Monday, July 03, 2006
Aging - Some Thoughts
When I was a boy, I felt as if everyone had always been just the way I saw them. Of course they told me that they had once been little boys and girls, but I could not imagine how that “old” person in front of me could ever have been young. My grandfather had always been a stern, gray old man. My father had always been a big, loud, family man. I had always just been me, a kid.
I began to realize that I changed rather quickly from little boy to teen to young man. It took many more years before I realized that my parents and grandparents had grown older as well. It was only recently that I realized I am as old as that stern, gray, old man who was my grandfather. I am much older than the big, loud, family man who shepherded me through my childhood. My dad was 41 when I graduated from high school. I was 55 this year when my son Charles graduated.

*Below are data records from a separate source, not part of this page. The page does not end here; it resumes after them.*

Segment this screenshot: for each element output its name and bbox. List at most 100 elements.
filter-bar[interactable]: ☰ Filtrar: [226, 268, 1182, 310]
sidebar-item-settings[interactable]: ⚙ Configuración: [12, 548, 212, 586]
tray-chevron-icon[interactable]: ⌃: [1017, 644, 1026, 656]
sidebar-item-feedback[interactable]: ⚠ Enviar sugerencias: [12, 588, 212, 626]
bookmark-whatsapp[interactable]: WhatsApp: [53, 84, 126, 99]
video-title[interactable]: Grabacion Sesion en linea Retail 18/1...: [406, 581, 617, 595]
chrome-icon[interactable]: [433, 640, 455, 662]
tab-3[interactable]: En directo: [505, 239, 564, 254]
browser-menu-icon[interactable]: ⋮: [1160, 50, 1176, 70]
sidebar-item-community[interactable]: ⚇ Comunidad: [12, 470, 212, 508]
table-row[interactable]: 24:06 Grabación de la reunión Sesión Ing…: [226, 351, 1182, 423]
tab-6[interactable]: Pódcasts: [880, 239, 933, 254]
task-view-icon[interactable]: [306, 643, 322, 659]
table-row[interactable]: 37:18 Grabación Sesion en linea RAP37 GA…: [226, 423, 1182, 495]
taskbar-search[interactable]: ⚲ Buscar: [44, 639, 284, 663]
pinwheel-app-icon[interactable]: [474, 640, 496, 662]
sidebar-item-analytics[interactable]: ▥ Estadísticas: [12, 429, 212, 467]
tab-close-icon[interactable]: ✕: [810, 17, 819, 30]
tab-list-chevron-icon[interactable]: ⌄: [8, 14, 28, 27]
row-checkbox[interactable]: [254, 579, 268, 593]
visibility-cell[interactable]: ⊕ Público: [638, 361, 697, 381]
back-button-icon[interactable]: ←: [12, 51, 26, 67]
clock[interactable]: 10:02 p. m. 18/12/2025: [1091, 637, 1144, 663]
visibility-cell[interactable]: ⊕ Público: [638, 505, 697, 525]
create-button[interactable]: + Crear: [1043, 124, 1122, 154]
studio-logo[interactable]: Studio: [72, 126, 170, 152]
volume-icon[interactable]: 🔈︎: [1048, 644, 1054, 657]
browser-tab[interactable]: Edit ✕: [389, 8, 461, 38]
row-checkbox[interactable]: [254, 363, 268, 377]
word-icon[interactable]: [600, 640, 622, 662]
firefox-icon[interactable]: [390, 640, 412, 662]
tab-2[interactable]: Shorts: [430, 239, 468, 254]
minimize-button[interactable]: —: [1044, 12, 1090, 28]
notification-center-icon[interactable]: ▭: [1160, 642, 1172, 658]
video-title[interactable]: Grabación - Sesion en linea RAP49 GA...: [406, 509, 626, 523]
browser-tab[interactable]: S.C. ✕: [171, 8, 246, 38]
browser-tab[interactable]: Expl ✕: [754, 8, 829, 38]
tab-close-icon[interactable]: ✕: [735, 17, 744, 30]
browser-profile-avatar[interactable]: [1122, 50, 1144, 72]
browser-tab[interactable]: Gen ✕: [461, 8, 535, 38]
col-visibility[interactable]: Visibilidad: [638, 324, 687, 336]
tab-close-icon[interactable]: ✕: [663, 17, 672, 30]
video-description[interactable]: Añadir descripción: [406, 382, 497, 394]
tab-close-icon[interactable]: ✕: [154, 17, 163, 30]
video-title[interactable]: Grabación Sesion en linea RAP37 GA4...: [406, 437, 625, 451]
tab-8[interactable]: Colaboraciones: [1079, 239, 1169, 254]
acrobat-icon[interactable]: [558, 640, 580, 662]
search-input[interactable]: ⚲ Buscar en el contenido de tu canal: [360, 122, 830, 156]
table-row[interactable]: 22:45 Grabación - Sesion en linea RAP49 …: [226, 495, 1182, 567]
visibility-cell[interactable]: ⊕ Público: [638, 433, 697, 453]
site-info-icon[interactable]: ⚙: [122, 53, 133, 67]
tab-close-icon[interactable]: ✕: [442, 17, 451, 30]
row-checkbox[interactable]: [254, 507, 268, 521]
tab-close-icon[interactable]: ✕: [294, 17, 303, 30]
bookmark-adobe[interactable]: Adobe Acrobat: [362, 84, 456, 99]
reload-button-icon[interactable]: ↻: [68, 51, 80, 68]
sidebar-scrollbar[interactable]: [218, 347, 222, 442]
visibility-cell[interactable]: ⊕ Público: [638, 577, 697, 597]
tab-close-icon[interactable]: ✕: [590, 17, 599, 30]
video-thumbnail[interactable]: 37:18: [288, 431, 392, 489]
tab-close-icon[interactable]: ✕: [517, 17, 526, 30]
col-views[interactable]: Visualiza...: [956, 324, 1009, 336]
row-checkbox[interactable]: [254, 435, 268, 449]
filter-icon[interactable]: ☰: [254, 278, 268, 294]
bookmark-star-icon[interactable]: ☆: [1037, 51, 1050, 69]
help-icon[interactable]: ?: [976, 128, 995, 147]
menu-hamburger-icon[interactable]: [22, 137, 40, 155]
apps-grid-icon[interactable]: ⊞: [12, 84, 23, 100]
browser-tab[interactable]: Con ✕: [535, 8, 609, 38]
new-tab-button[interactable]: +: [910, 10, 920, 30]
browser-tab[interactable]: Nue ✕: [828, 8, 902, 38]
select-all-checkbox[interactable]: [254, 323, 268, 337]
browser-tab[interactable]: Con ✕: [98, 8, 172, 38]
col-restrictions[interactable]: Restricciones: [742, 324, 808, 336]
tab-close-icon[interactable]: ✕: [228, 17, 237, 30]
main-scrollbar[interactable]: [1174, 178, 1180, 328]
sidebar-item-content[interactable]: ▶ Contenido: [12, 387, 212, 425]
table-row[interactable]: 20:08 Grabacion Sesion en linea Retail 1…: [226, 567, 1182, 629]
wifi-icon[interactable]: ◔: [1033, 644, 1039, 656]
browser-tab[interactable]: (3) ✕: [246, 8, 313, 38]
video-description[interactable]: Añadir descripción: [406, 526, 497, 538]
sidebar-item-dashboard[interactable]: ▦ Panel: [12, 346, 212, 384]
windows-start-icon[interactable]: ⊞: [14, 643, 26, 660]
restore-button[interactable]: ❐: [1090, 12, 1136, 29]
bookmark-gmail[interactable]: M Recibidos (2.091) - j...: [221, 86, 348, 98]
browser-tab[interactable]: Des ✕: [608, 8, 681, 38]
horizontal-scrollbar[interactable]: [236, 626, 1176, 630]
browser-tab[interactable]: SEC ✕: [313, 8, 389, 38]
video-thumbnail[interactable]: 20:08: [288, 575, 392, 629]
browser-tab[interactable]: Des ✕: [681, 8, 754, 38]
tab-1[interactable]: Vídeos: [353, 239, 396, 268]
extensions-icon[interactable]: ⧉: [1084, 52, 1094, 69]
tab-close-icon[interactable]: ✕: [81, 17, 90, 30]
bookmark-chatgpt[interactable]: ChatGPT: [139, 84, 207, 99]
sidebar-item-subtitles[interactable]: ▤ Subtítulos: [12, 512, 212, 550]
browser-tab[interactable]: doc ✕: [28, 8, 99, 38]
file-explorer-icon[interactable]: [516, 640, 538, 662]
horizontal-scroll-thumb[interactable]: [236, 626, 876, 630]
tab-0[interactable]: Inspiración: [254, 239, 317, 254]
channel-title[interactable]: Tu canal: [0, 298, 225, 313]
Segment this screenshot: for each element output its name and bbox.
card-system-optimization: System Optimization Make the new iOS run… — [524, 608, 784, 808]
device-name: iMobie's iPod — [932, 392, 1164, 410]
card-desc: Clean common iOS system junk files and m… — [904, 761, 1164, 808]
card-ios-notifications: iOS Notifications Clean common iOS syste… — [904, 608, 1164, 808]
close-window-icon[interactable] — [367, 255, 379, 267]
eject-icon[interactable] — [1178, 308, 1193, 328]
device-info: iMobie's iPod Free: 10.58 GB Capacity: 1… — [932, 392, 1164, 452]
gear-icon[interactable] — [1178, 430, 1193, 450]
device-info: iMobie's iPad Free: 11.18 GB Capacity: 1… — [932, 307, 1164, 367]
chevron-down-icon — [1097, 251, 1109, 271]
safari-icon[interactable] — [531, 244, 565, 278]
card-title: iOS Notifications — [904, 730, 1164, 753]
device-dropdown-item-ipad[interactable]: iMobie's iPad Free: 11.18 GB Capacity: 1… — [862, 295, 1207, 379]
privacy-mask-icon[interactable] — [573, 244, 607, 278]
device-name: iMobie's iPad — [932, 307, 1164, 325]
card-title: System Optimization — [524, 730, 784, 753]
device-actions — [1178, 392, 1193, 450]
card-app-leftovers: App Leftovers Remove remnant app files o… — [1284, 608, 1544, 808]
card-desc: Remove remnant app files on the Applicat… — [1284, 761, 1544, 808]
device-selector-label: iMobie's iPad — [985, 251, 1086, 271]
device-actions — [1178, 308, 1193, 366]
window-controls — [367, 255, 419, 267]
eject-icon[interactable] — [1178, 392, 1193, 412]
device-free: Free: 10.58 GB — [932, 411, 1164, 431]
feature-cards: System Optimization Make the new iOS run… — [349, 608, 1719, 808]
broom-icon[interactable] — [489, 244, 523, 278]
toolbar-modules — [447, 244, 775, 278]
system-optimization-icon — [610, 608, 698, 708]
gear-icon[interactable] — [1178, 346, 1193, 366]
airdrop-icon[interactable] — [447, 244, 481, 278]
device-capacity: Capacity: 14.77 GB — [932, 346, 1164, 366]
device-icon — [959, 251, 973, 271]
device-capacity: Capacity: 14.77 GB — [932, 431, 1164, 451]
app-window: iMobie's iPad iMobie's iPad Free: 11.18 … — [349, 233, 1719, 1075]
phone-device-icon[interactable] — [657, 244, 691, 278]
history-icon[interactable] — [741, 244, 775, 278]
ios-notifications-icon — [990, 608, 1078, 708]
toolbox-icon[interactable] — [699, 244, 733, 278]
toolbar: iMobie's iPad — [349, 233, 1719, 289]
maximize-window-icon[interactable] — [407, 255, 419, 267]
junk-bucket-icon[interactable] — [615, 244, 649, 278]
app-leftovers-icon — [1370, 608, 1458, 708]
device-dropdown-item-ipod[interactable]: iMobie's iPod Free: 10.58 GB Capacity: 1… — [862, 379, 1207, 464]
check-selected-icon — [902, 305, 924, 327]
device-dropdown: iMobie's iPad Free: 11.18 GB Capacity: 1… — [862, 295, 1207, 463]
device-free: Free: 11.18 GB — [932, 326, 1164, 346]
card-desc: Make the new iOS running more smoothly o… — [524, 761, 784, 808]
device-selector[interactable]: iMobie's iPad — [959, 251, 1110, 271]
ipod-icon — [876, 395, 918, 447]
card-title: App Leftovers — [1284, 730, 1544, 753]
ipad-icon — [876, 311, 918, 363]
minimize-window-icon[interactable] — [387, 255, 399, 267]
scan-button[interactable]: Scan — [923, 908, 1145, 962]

I welcome the idea of dying and going to heaven to be with God forever. I dread the inexorable decay of my body as I grow older. I embrace the lessons I am being taught. I cherish my bits of hard won wisdom. I pray that this dying body will be an ever present reminder of this world, and the ways of the world, which will pass away. It is my spirit, and the works of my spirit which God enables, that will remain forever. In my heavenly home, I will be cloaked in a new body. It will be better by far than any I have had in this life. I pray I will use wisely the brief time remaining to me on this earth. I pray that I will join all of you, when we are finally home.